Imagine her amazement that it was she, rather than pretty Elizabeth, who captured the attention of handsome aviator and national hero Charles Lindbergh. In The Aviator’s Wife, Melanie Benjamin (M) creates a fictionalized biography, or, as she says in the Author’s Note she “imagines the emotional truths” behind the Lindbergh’s marriage.
Charles Lindbergh chose Anne Morrow to be not only his wife, but also his crew. He tested her mettle in early flights and she proved herself when she was exhilarated by a mechanical failure rather than panicked. Lindbergh chose her, an ambassador’s daughter, for her intelligence, her sensibility and the purity of her line. Anne looked at her siblings with their mental and physical weaknesses and was uncomfortable but was also too enamoured of Lindbergh to speak up. So Anne learned to fly, navigate, and manage their domestic affairs from a cockpit. She went instantly from teenager to celebrity, then from mother to tragic figure. The kidnapping and murder of Charles Lindbergh Jr had and profound and lasting effect on Anne, and her controlling husband forbid expressions of grief and insisted that it never be mentioned again. She went on to have five more children, give reluctant public support to her husband’s pro-Nazi and antisemitic beliefs, and eventually become a bestselling author in her own right.

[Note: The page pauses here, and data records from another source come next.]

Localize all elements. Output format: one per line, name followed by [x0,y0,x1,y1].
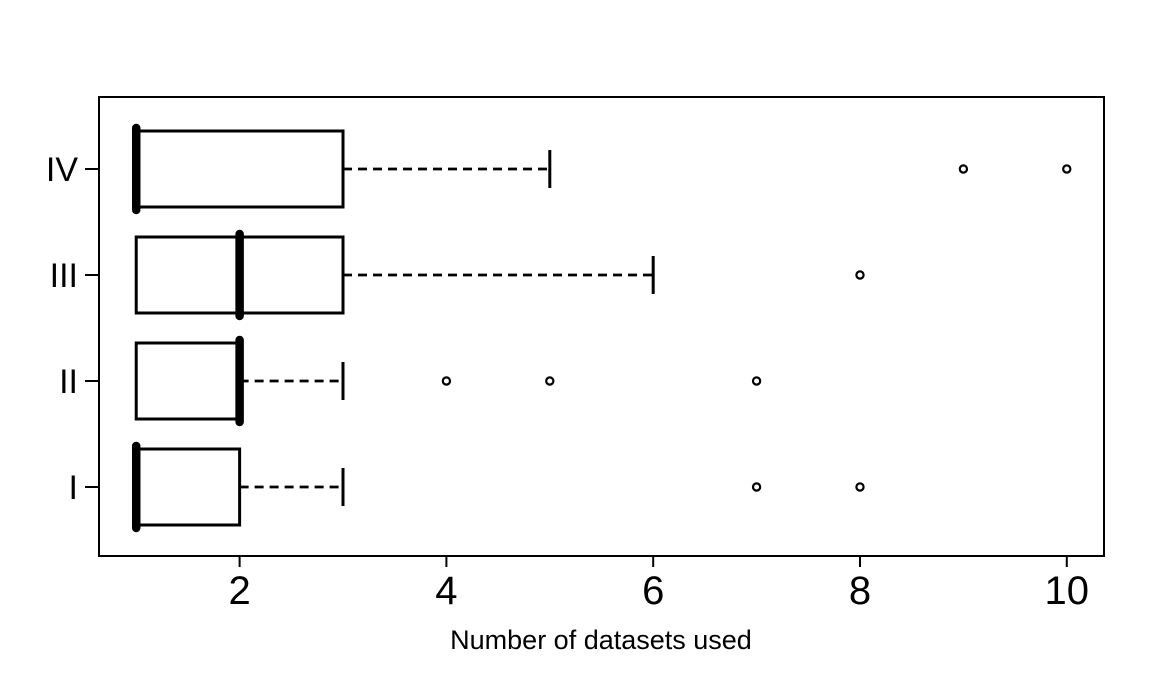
outlier-point [855,482,865,492]
y-category-label: IV [46,151,78,189]
x-tick-label: 8 [849,569,871,613]
x-axis-title: Number of datasets used [450,625,752,655]
x-tick-label: 2 [228,569,250,613]
x-tick-label: 4 [435,569,457,613]
y-category-label: III [50,257,78,295]
outlier-point [441,376,452,386]
outlier-point [751,376,762,386]
iqr-box [134,129,345,209]
outlier-point [751,482,762,492]
x-tick-label: 10 [1045,569,1090,613]
y-category-label: I [69,469,78,507]
outlier-point [958,164,969,174]
outlier-point [1062,164,1072,174]
iqr-box [134,341,242,421]
plot-border [98,96,1105,557]
x-tick-label: 6 [642,569,664,613]
y-category-label: II [59,363,78,401]
outlier-point [855,270,865,280]
outlier-point [545,376,555,386]
iqr-box [134,447,242,527]
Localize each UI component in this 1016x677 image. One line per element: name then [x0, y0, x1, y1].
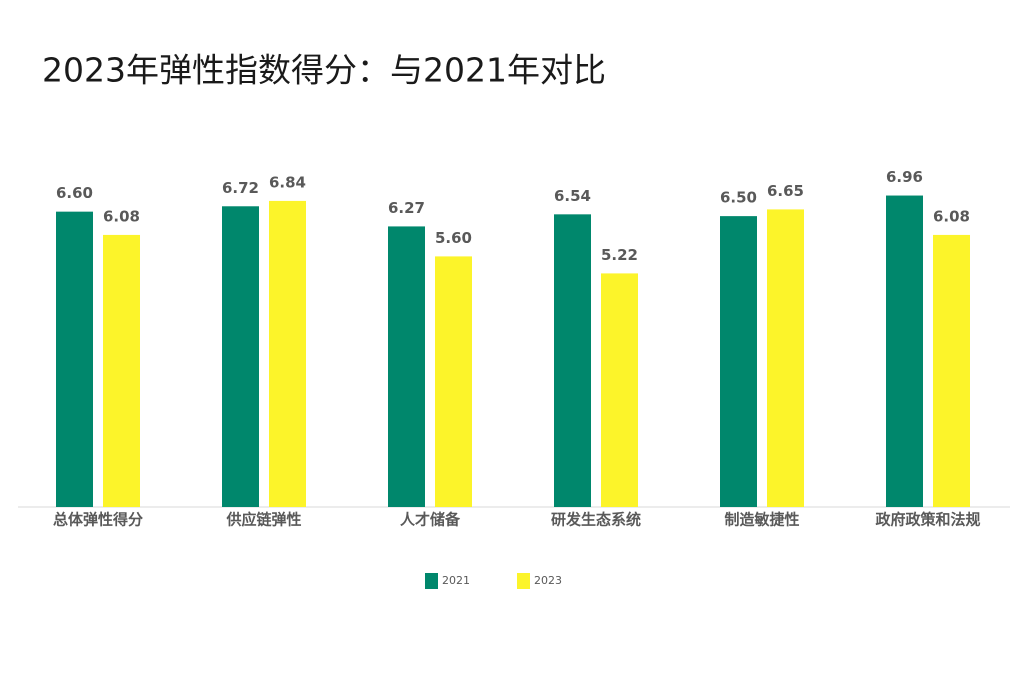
x-tick-label: 制造敏捷性: [724, 511, 799, 529]
x-tick-label: 研发生态系统: [551, 511, 641, 529]
bar: [222, 206, 259, 507]
legend-label: 2023: [534, 574, 562, 587]
value-label: 6.65: [767, 182, 804, 200]
x-tick-label: 供应链弹性: [225, 511, 301, 529]
value-label: 6.72: [222, 179, 259, 197]
value-label: 6.96: [886, 168, 923, 186]
value-label: 6.54: [554, 187, 591, 205]
bar: [388, 226, 425, 508]
value-label: 6.08: [103, 207, 140, 225]
x-tick-label: 总体弹性得分: [53, 511, 143, 529]
legend-label: 2021: [442, 574, 470, 587]
bar: [601, 273, 638, 507]
value-label: 6.27: [388, 199, 425, 217]
x-tick-label: 人才储备: [400, 511, 461, 529]
bar: [933, 234, 970, 508]
bar: [56, 211, 93, 507]
chart-title: 2023年弹性指数得分：与2021年对比: [42, 51, 606, 90]
legend-swatch: [517, 573, 530, 589]
bar: [103, 234, 140, 508]
value-label: 5.22: [601, 246, 638, 264]
bar: [554, 214, 591, 507]
value-label: 6.84: [269, 173, 306, 191]
value-label: 6.08: [933, 207, 970, 225]
value-label: 6.50: [720, 189, 757, 207]
bar: [886, 195, 923, 508]
x-tick-label: 政府政策和法规: [875, 511, 980, 529]
bar: [767, 209, 804, 507]
value-label: 6.60: [56, 184, 93, 202]
bar: [435, 256, 472, 507]
bar: [269, 200, 306, 507]
legend-swatch: [425, 573, 438, 589]
value-label: 5.60: [435, 229, 472, 247]
bar: [720, 216, 757, 507]
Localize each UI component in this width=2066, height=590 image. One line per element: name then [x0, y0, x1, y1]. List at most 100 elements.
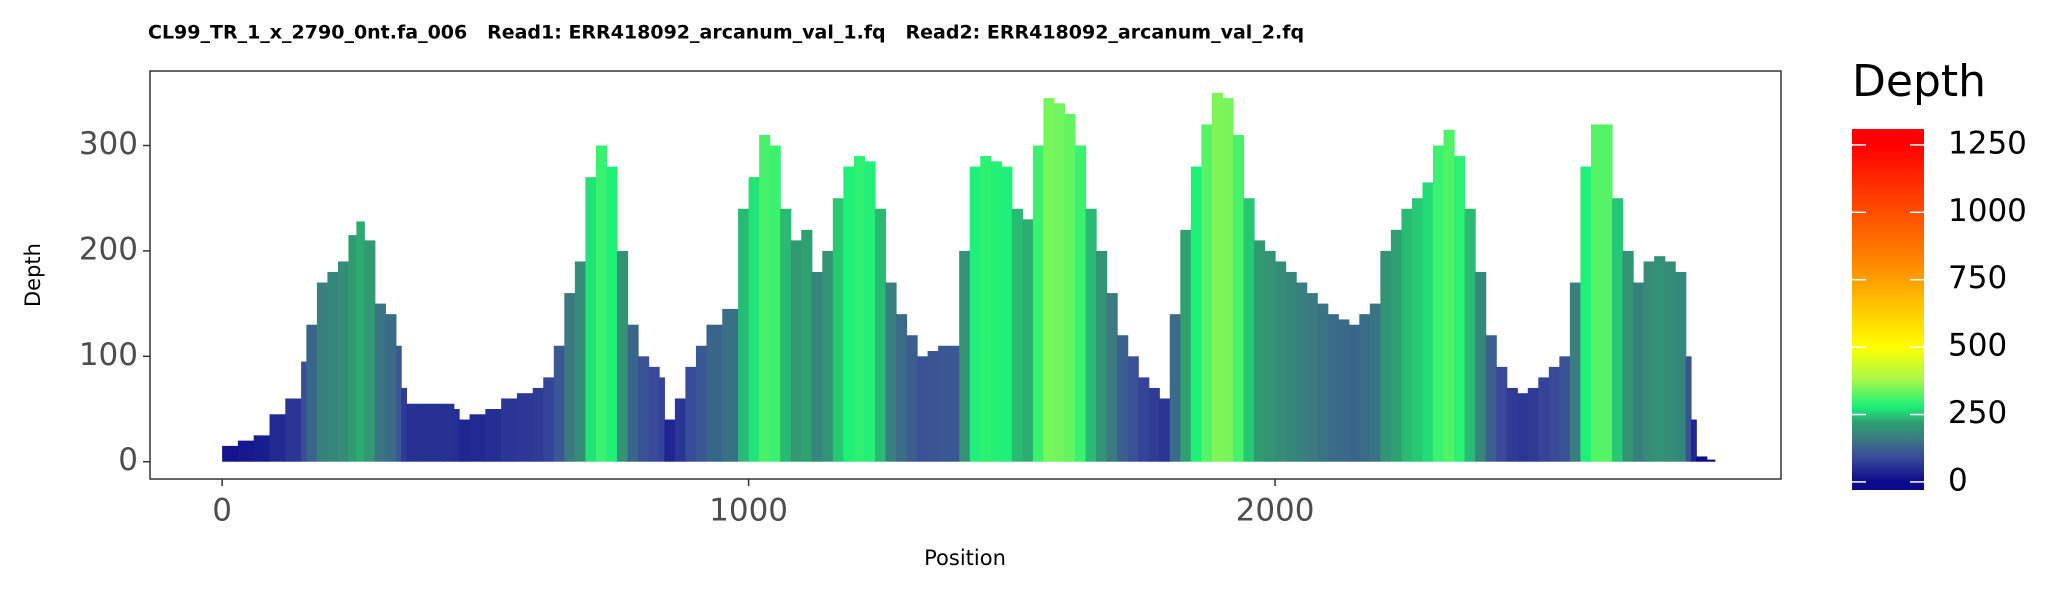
bar: [1580, 166, 1592, 462]
colorbar-tick-label: 1250: [1948, 125, 2027, 161]
bar: [722, 308, 739, 462]
y-tick-label: 100: [79, 337, 138, 373]
x-tick-label: 0: [212, 493, 232, 529]
bar: [1264, 250, 1276, 462]
bar: [453, 409, 460, 462]
bar: [337, 261, 350, 462]
bar: [948, 345, 960, 462]
bar: [1401, 208, 1413, 462]
bar: [1411, 198, 1424, 462]
bar: [1317, 303, 1329, 462]
bar: [927, 351, 939, 462]
bar: [638, 356, 650, 462]
bar: [574, 261, 586, 462]
bar: [1517, 393, 1529, 462]
bar: [1601, 124, 1613, 462]
bar: [1327, 314, 1339, 462]
bar: [906, 335, 918, 462]
bar: [1075, 145, 1087, 462]
bar: [1633, 282, 1645, 462]
bar: [348, 235, 357, 462]
bar: [938, 345, 950, 462]
bar: [1690, 419, 1697, 462]
bar: [1201, 124, 1213, 462]
bar: [1475, 271, 1487, 462]
bar: [1275, 261, 1287, 462]
bar: [1169, 314, 1181, 462]
bar: [285, 398, 302, 462]
bar: [1664, 261, 1676, 462]
bar: [769, 145, 781, 462]
bar: [1685, 356, 1692, 462]
bar: [659, 377, 665, 462]
bar: [1296, 282, 1308, 462]
bar: [1243, 198, 1255, 462]
y-tick-label: 300: [79, 126, 138, 162]
bar: [1433, 145, 1445, 462]
bar: [1096, 250, 1108, 462]
bar: [1254, 240, 1266, 462]
bar: [1422, 182, 1434, 462]
bar: [459, 419, 471, 462]
bar: [1232, 134, 1245, 462]
bar: [1622, 250, 1634, 462]
bar: [790, 240, 802, 462]
bar: [564, 293, 576, 462]
bar: [222, 445, 239, 462]
bar: [1485, 335, 1497, 462]
bar: [980, 156, 992, 462]
bar: [1180, 229, 1192, 462]
bar: [1138, 377, 1150, 462]
bar: [1506, 387, 1518, 462]
chart-title: CL99_TR_1_x_2790_0nt.fa_006 Read1: ERR41…: [148, 22, 1304, 44]
bar: [759, 134, 771, 462]
colorbar-tick-label: 500: [1948, 328, 2007, 364]
colorbar-tick-label: 0: [1948, 462, 1968, 498]
bar: [832, 198, 844, 462]
bar: [1590, 124, 1603, 462]
bar: [1043, 98, 1055, 462]
bar: [595, 145, 608, 462]
bar: [501, 398, 518, 462]
bar: [364, 240, 376, 462]
bar: [1464, 208, 1476, 462]
bar: [1559, 356, 1571, 462]
bar: [1106, 293, 1118, 462]
bar: [327, 271, 339, 462]
bar: [1085, 208, 1097, 462]
colorbar-tick-label: 250: [1948, 395, 2007, 431]
bar: [885, 282, 897, 462]
bar: [1190, 166, 1202, 462]
bar: [469, 414, 486, 462]
bar: [706, 324, 723, 462]
colorbar: [1852, 129, 1924, 490]
colorbar-tick-label: 750: [1948, 260, 2007, 296]
bar: [316, 282, 329, 462]
bar: [1011, 208, 1023, 462]
bar: [1675, 271, 1687, 462]
bar: [1285, 271, 1297, 462]
bar: [1211, 92, 1224, 462]
bar: [874, 208, 887, 462]
bar: [1022, 219, 1034, 462]
bar: [1443, 129, 1455, 462]
bar: [1001, 166, 1013, 462]
bar: [1127, 356, 1139, 462]
bar: [406, 403, 423, 462]
bar: [1654, 256, 1666, 462]
bar: [959, 250, 971, 462]
bar: [917, 356, 929, 462]
y-axis-title: Depth: [21, 243, 45, 307]
bar: [1159, 398, 1171, 462]
bar: [1053, 103, 1066, 462]
bar: [1496, 366, 1508, 462]
x-tick-label: 1000: [709, 493, 788, 529]
y-tick-label: 200: [79, 231, 138, 267]
bar: [516, 393, 534, 462]
x-tick-label: 2000: [1236, 493, 1315, 529]
bar: [1032, 145, 1045, 462]
bar: [1064, 113, 1076, 462]
bar: [1527, 387, 1539, 462]
colorbar-tick-label: 1000: [1948, 193, 2027, 229]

Melanie Benjamin (c)Todd Rennels |
This is a tricky piece of writing to accomplish in a first person narrative style, a mere decade after the subject’s death. It’s important to remember while reading that this is indeed fictionalized – Benjamin has created incidents that never actually happened and imagines emotions to which Anne Morrow Lindbergh never gave public expression. Her novel brings to life the complicated marriage of two complex and layered people. Lindbergh was a man who rose to great heights, figuratively and literally, and disappointed so many with his politics. Anne Morrow Lindbergh blindly obeyed her husband, and as a result accomplished feats no other woman had attempted while also betraying dear friends and herself.
Benjamin has created characters rich and absorbing enough, in my mind, to forgive any poetic license and has accomplished the task she set out for herself, and that is to inspire the reader to discover more about this fascinating woman.